You can generate service areas as detailed or simplified polygons by setting the setOutputPolygons property on ServiceAreaTaskParameters. Detailed polygons take significantly longer to generate but more accurately represent the service area. Simplified polygons can be generated quickly and are reasonably accurate, except at the outer edges. If your data is of an urban area with a grid network, the difference between generalized and detailed polygons is minimal. However, for mountain and rural roads, the detailed polygons may present significantly more accurate results than generalized polygons.

If you use more than one break for generating service areas, you can create concentric service area polygons as disks or rings by setting the setSplitPolygonsAtBreaks property. Rings are created when you set the property to True. Rings do not include the area of smaller breaks. This creates polygons going between consecutive breaks. Disks are polygons going from a facility to a break. If you create 5- and 10-minute service areas, the 10-minute service area polygon includes the area under the 5-minute service area polygon, as well as the area from the 5-minute to the 10-minute break.
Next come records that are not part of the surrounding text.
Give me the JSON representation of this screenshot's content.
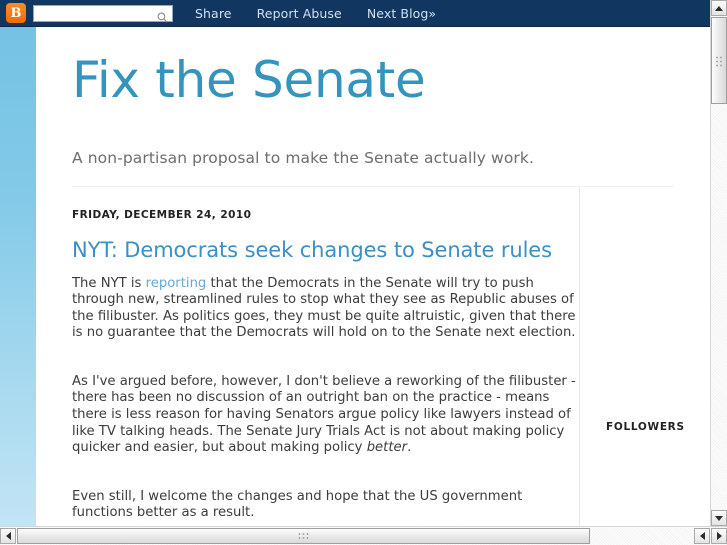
{
  "navbar": {
    "logo_letter": "B",
    "logo_name": "blogger-logo",
    "search": {
      "value": "",
      "placeholder": ""
    },
    "links": [
      {
        "label": "Share",
        "name": "navbar-link-share"
      },
      {
        "label": "Report Abuse",
        "name": "navbar-link-report-abuse"
      },
      {
        "label": "Next Blog»",
        "name": "navbar-link-next-blog"
      }
    ]
  },
  "blog": {
    "title": "Fix the Senate",
    "description": "A non-partisan proposal to make the Senate actually work.",
    "title_color": "#3494bd"
  },
  "post": {
    "date": "FRIDAY, DECEMBER 24, 2010",
    "title": "NYT: Democrats seek changes to Senate rules",
    "paragraph1_before_link": "The NYT is ",
    "paragraph1_link": "reporting",
    "paragraph1_after_link": " that the Democrats in the Senate will try to push through new, streamlined rules to stop what they see as Republic abuses of the filibuster. As politics goes, they must be quite altruistic, given that there is no guarantee that the Democrats will hold on to the Senate next election.",
    "paragraph2_before_em": "As I've argued before, however, I don't believe a reworking of the filibuster - there has been no discussion of an outright ban on the practice - means there is less reason for having Senators argue policy like lawyers instead of like TV talking heads. The Senate Jury Trials Act is not about making policy quicker and easier, but about making policy ",
    "paragraph2_em": "better",
    "paragraph2_after_em": ".",
    "paragraph3": "Even still, I welcome the changes and hope that the US government functions better as a result."
  },
  "sidebar": {
    "followers_title": "FOLLOWERS"
  },
  "scrollbars": {
    "vertical_name": "vertical-scrollbar",
    "horizontal_name": "horizontal-scrollbar"
  }
}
If you include multiple facilities in the analysis, you can also generate overlapping or nonoverlapping polygons by setting the setOverlapPolygons property. You can also join the polygons of multiple facilities that have the same break values by setting the setMergeSimilarPolygonRanges property.

Line options

You can also generate service areas as lines instead of, or in addition to, polygons by setting the setOutputLines property on ServiceAreaTaskParameters. Lines can be straight or true shape. Straight lines are based on "as the crow flies" directions, whereas true shape lines follow the underlying transportation network.
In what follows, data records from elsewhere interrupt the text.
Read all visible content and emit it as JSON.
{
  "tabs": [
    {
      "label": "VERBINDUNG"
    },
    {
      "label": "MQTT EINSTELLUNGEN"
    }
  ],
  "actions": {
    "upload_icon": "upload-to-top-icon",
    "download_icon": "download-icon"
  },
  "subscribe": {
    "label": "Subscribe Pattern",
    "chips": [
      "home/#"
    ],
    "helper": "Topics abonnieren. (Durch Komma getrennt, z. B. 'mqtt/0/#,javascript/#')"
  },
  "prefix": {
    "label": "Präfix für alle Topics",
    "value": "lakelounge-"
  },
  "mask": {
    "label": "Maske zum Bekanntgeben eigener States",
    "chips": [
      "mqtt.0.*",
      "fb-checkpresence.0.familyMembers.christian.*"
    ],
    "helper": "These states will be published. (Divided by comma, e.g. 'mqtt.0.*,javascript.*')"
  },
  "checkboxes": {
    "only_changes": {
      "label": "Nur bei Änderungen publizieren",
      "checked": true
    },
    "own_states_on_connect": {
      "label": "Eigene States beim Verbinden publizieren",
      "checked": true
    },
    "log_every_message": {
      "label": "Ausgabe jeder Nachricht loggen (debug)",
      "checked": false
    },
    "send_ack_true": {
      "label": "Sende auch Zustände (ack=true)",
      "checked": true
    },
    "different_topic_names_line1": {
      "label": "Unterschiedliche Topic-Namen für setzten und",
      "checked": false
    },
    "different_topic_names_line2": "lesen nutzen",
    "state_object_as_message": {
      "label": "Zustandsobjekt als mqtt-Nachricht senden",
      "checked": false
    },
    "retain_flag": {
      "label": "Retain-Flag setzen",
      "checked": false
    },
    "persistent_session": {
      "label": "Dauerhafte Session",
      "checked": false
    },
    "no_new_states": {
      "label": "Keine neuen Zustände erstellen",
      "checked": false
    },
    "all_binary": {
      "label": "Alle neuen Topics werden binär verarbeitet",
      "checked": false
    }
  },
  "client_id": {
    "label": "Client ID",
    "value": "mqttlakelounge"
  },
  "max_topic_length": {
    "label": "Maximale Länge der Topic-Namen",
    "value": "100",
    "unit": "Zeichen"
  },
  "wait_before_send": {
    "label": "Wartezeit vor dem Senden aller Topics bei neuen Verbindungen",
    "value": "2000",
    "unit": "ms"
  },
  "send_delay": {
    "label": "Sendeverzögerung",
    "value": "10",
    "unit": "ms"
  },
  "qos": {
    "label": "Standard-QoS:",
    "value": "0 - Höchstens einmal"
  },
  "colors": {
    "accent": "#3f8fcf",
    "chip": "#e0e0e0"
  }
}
As with polygons, you can split lines that span multiple breaks by setting the setSplitLinesAtBreaks property. You can also generate overlapping or nonoverlapping lines by setting the setOverlapLines property.

Calculate service areas

Once you've initialized a ServiceAreaTaskParameters object with the desired input, finding the service areas simply requires a call to the solve method. The ServiceAreaTask transmits its results using the serviceAreaTaskCompletesignal that can be connected to a slot that is called whenever a service area task has finished executing. The operation's results are contained in a ServiceAreaResult object. Making this asynchronous call will keep the application's UI thread free and responsive while the task is working on a separate thread of execution.
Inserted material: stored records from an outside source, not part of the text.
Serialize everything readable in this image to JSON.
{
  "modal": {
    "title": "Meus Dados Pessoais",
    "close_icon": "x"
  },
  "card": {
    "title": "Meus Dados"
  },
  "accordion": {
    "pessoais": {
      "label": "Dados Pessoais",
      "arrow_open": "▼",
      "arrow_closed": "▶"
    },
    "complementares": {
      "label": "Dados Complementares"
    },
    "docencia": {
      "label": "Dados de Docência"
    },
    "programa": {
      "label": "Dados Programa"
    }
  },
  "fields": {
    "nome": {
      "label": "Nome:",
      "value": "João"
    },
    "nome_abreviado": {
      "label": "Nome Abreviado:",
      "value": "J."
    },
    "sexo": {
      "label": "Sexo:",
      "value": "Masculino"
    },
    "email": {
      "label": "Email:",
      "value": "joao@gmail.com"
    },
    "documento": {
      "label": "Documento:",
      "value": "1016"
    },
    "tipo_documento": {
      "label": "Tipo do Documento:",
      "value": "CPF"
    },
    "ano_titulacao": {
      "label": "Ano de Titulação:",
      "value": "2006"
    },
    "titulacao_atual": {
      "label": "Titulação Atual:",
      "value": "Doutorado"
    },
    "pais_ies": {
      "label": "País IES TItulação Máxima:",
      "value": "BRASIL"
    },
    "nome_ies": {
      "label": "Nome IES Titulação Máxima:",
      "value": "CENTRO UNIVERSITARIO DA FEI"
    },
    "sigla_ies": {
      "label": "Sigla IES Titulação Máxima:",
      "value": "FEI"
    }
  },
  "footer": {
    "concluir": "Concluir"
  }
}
Alternatively, the solveAndWait method can be called, which will make a synchronous call to the server. This means that the application will block the application's UI thread until the ServiceAreaTask is finished. If the solveAndWait method is used, a ServiceAreaTaskResult is returned and there is no need for a callback method to handle it.

// Execute the solve asynchronously
// ...

// Slot to handle serviceAreaTaskComplete signal
void MainWindow::onServiceAreaTaskComplete(EsriRuntimeQt::ServiceAreaResult* result)
  QList<EsriRuntimeQt::NAMessage> messages = result->messages();
  EsriRuntimeQt::FeatureSet* fset = result->serviceAreaPolygons();
  // Now use these polygons, for example, by adding them to a layer in the map.